Наверное, в магии первого взгляда всегда есть что-то от любви. Я забыл про свой коктейль и все смотрел на золотоволосую девочку, а как только маман увлеклась разговором с соседкой по столу, улучил минутку и взбежал на сцену.
– Привет! – сказал я. – Научи меня тоже? – потом засмеялся и представился: – Седрик.
Девочка опасливо протянула мне узкую ладошку:
– Глория.
Через пять минут мы с ней болтали, как старые приятели. Я учился танцевать самбу – без особого успеха, но меня это не смущало – и сам учил Глорию какой-то дикой смеси польки и рэпа. При этом мы оба хохотали до упаду и рассказывали друг другу о школьных учителях, о родителях, о любимых группах и Бог знает о чем еще. До самого конца праздника – а продолжался он до утра – я так и не вспомнил ни о казненной кошке, ни об искалеченной Пчелке, ни о том, что вчера по нашей вине выползло из бочки на белый свет, ни о полустертой надписи на дверях ресторана. Туда, где царит радость, Мерзость проникнуть не может. Но человеческая радость мимолетна. Она не длится вечно.
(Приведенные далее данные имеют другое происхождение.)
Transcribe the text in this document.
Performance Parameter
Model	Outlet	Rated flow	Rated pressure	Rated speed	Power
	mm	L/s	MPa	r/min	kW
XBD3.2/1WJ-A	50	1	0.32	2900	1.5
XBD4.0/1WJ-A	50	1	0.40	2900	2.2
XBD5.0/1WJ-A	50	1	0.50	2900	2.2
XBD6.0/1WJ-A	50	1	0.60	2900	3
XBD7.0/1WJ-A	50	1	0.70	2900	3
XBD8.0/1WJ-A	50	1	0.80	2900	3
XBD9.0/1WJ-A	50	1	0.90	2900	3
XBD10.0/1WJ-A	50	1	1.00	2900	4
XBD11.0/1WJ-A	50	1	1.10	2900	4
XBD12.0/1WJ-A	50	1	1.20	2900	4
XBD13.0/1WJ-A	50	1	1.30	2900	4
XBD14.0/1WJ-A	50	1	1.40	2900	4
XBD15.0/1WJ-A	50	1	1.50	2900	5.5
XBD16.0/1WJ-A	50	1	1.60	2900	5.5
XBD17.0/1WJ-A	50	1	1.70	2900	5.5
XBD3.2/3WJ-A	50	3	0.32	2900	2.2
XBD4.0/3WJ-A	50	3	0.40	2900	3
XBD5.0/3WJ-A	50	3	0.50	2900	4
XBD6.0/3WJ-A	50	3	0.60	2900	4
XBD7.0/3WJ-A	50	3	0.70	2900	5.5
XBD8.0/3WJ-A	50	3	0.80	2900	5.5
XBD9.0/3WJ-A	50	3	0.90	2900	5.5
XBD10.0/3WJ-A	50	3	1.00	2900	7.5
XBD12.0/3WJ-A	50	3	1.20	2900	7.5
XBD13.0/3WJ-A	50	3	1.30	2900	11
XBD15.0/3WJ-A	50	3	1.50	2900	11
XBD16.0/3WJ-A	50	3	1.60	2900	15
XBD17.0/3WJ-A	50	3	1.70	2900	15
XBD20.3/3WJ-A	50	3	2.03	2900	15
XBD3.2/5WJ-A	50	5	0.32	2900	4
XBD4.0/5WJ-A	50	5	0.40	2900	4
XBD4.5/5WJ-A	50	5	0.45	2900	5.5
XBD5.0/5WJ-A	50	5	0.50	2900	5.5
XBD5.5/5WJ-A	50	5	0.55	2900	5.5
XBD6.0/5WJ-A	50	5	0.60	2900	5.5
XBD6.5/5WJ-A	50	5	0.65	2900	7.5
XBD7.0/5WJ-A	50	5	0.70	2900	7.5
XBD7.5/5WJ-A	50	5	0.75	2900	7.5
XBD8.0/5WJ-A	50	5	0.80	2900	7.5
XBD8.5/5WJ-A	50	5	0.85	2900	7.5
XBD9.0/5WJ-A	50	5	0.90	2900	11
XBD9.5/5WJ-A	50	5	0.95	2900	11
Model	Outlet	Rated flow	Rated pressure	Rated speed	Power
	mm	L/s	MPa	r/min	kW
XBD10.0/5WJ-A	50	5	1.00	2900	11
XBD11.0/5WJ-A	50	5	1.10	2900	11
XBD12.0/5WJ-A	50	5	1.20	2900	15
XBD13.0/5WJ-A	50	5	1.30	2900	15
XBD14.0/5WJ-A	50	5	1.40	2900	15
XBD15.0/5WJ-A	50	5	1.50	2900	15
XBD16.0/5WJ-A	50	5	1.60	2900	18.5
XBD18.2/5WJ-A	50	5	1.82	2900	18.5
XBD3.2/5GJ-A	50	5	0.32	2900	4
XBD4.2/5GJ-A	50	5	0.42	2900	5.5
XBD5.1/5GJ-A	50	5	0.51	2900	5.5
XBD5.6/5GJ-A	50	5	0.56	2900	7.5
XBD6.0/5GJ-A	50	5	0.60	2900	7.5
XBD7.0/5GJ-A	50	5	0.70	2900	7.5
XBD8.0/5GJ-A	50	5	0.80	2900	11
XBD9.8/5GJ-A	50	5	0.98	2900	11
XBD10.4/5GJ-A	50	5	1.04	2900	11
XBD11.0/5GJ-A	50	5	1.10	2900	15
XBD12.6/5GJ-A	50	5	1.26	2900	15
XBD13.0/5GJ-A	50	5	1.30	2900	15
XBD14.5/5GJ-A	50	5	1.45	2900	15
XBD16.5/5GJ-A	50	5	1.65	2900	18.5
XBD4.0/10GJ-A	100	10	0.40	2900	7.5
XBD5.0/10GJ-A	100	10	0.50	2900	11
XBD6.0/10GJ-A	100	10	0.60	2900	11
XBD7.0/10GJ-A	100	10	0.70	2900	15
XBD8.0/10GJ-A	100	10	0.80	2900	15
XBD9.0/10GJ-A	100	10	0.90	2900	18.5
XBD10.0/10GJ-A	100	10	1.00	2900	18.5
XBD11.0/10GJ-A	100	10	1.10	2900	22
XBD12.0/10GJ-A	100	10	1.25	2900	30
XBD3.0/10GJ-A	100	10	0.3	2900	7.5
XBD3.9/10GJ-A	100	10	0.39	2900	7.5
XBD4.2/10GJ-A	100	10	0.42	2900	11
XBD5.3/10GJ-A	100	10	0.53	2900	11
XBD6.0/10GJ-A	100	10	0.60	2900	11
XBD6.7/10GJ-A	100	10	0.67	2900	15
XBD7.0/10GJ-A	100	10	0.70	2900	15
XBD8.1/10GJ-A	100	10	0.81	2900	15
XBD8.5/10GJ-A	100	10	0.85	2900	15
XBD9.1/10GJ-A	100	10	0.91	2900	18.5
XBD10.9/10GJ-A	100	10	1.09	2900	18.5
Прощаясь с Глорией, я еще раз по-дружески стиснул ее руку, слабую, как крылышко птицы.
– Давай завтра встретимся и еще поболтаем? Я покажу тебе Оберхаузен, а еще можно сходить на речку искупаться, – предложил я. – Завтра будет жаркий день.
– Нет, – ответила Глория, тряхнув волосами, и солнечные искры веером разлетелись по стенам, столикам и по темному дубовому паркету. – Ничего не получится. Завтра я уезжаю домой, в Гамбург.
Глава 4-я
Странно засыпать, когда вместо черноты за окном – рассветная мутная зелень. Но я все равно лег и продрых почти до полудня. Проснувшись, вскочил как ошпаренный и, перехватив на кухне бутерброд, отправился прямиком к дому Миллеров. Меня влекло туда, как убийцу к месту преступления. Да еще свербила где-то под ложечкой тусклая надежда, что за ночь все неким волшебным образом исправилось, и в красивом особняке весело распевает Пчелка, а бочка стоит на газоне, полная серебряной дождевой воды. Обычной дождевой воды, а не густой космической Мерзости, при одном воспоминании о которой сводит скулы и на лбу выступает испарина.